On 08/12, Jérôme BECOT wrote:
Hello Openstack,
We have Ussuri deployed on a few clouds, and they're all plugged to PureStorage Arrays. We allow users to only use volumes for their servers. It means that each server disk is a LUN attached over ISCSI (with multipath) on the compute node hosting the server. Everything works quite fine, but we have a weird issue when extending volumes attached to running instances. The guests notice the new disk size .. of the last extent.
Say I have a server with a 10gb disk. I add 5gb. On the guest, still 10gb. I add another 5gb, and on the guest I get 15, and so on. I've turned the debug mode on and I could see no error in the log. Looking closer at the log I could catch the culprit:
2022-12-08 17:35:13.998 46195 DEBUG os_brick.initiator.linuxscsi [] Starting size: *76235669504* 2022-12-08 17:35:14.028 46195 DEBUG os_brick.initiator.linuxscsi [] volume size after scsi device rescan *80530636800* extend_volume 2022-12-08 17:35:14.035 46195 DEBUG os_brick.initiator.linuxscsi [] Volume device info = {'device': '/dev/disk/by-path/ip-1...1:3260-iscsi-iqn.2010-06.com.purestorage:flasharray.x-lun-10', 'host': '5', 'channel': '0', 'id': '0', 'lun': '10'} extend_volume 2022-12-08 17:35:14.348 46195 INFO os_brick.initiator.linuxscsi [] Find Multipath device file for volume WWN 3624... 2022-12-08 17:35:14.349 46195 DEBUG os_brick.initiator.linuxscsi [] Checking to see if /dev/disk/by-id/dm-uuid-mpath-3624.. exists yet. wait_for_path 2022-12-08 17:35:14.349 46195 DEBUG os_brick.initiator.linuxscsi [] /dev/disk/by-id/dm-uuid-mpath-3624... has shown up. wait_for_path 2022-12-08 17:35:14.382 46195 INFO os_brick.initiator.linuxscsi [] mpath(/dev/disk/by-id/dm-uuid-mpath-3624) *current size 76235669504* 2022-12-08 17:35:14.412 46195 INFO os_brick.initiator.linuxscsi [] mpath(/dev/disk/by-id/dm-uuid-mpath-3624) *new size 76235669504* 2022-12-08 17:35:14.413 46195 DEBUG oslo_concurrency.lockutils [] Lock "extend_volume" released by "os_brick.initiator.connectors.iscsi.ISCSIConnector.extend_volume" :: held 2.062s inner 2022-12-08 17:35:14.459 46195 DEBUG os_brick.initiator.connectors.iscsi [] <== extend_volume: return (2217ms) *76235669504* trace_logging_wrapper 2022-12-08 17:35:14.461 46195 DEBUG nova.virt.libvirt.volume.iscsi [] Extend iSCSI Volume /dev/dm-28; new_size=*76235669504* extend_volume 2022-12-08 17:35:14.462 46195 DEBUG nova.virt.libvirt.driver [] Resizing target device /dev/dm-28 to *76235669504* _resize_attached_volume
The logs clearly shows that the rescan confirm the new size but when interrogating multipath, it does not. But requesting multipath few seconds after on the command line shows the new size as well. It explains the behaviour.
I'm running Ubuntu 18.04 with multipath 0.7.4-2ubuntu3.2. The os-brick code for multipath is far more basic than the one in master branch.
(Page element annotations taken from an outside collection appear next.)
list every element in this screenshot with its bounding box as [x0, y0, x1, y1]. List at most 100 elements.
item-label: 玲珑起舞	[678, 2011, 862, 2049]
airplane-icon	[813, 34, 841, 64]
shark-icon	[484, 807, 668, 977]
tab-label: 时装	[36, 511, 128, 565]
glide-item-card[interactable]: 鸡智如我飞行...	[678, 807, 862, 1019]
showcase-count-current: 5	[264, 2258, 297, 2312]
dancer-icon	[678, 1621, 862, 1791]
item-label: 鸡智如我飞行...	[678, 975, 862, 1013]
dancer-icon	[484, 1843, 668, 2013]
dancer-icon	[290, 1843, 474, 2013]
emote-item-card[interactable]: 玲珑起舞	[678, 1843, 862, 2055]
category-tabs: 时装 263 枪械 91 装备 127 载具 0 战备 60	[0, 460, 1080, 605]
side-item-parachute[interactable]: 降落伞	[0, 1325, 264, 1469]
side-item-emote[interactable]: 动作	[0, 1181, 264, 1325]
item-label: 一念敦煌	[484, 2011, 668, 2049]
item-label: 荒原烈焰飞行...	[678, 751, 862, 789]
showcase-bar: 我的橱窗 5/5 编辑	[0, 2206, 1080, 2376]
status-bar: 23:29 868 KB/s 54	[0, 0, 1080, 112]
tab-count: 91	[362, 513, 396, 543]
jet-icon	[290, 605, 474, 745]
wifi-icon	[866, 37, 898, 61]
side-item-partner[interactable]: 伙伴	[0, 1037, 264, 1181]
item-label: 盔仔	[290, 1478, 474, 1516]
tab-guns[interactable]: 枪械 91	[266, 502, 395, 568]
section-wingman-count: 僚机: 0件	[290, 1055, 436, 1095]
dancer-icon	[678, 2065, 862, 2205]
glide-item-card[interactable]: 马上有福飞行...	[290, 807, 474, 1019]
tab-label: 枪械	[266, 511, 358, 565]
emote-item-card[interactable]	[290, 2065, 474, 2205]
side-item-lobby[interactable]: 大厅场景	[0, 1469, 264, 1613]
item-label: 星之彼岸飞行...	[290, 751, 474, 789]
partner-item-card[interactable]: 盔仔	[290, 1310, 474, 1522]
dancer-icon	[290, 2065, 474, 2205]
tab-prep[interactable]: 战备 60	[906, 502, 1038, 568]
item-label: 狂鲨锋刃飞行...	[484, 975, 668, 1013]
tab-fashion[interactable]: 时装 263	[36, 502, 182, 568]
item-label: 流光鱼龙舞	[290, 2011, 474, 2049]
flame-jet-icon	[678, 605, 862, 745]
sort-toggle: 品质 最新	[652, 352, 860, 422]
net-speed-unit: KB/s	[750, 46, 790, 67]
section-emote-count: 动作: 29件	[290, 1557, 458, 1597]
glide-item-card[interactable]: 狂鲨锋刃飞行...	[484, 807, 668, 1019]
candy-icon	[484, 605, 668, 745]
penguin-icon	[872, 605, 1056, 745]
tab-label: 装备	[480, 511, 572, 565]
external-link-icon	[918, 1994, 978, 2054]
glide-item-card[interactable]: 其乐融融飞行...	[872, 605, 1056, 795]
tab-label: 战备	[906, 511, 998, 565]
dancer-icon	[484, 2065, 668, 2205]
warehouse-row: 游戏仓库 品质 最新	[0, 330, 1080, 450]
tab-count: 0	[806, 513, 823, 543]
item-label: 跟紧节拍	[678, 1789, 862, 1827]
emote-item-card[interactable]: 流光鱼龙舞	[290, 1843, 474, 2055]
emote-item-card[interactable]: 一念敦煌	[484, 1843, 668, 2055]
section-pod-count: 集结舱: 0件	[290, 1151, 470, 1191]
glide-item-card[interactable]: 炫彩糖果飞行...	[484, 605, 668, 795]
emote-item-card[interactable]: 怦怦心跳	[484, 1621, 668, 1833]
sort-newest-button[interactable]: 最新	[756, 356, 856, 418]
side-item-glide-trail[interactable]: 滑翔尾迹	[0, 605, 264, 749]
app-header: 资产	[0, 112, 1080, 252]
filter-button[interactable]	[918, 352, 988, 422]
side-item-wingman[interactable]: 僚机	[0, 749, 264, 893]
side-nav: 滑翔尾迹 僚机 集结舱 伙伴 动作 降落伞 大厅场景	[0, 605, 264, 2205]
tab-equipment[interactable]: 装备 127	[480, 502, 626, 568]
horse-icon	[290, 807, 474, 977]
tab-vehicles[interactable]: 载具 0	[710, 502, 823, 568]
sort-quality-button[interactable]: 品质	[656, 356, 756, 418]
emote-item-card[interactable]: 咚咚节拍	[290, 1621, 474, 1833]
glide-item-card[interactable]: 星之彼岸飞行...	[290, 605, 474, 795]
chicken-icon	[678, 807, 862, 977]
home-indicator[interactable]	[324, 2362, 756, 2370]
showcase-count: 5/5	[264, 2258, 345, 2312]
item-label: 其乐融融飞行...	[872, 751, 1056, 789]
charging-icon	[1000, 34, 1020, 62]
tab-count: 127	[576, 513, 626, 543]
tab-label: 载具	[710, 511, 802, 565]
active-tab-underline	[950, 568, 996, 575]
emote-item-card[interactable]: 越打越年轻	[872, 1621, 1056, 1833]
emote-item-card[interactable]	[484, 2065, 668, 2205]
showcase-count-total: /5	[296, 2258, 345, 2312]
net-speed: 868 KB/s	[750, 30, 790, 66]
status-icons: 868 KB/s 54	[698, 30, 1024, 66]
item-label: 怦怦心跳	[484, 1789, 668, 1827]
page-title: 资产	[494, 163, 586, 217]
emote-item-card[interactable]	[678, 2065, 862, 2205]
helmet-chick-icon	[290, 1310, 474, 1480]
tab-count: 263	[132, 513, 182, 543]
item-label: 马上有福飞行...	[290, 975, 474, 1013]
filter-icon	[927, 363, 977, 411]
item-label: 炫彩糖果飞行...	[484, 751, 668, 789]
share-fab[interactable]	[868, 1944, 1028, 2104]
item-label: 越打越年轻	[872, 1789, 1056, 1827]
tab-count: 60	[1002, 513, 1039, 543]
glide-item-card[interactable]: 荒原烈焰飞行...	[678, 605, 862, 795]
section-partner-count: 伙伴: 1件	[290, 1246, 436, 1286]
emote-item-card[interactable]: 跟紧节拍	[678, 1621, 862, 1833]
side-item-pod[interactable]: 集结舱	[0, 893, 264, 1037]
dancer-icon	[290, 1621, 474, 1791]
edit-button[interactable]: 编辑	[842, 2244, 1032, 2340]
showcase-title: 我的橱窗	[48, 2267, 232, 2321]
Maybe the multipath version installed is too recent for os-brick.
Thanks for the help
Jerome
Hi Jérôme, As far as I can see this is a problem with the speed in which things run. The speed at which the extend happens in the backend and is visible in the compute node is slower than the speed at which Nova asks os-brick to check the new size. There are multiple reasons why this could be happening: - Pure extend is not synchronous: So Cinder tells Nova that it has extended the volume before it has actually happened in the backend. I doubt that is the case. - The iSCSI notification of the new size to the compute node is slow. - The Nova execution is too fast for the compute node to notice the change in the volume's size. This is similar to the previous one, but in this case it's not that iSCSI is slow and it's a problem with the Network or the Storage Array, but it's that the compute node is too fast. Regardless, in my opinion there is a Cinder-Nova-OS-brick change that could be implemented to improve these situations. The extend_volume method in os-brick could receive the expected new size, that way it can actually wait a bit for the system to reflect it if it notices that it hasn't increased yet. Cheers, Gorka.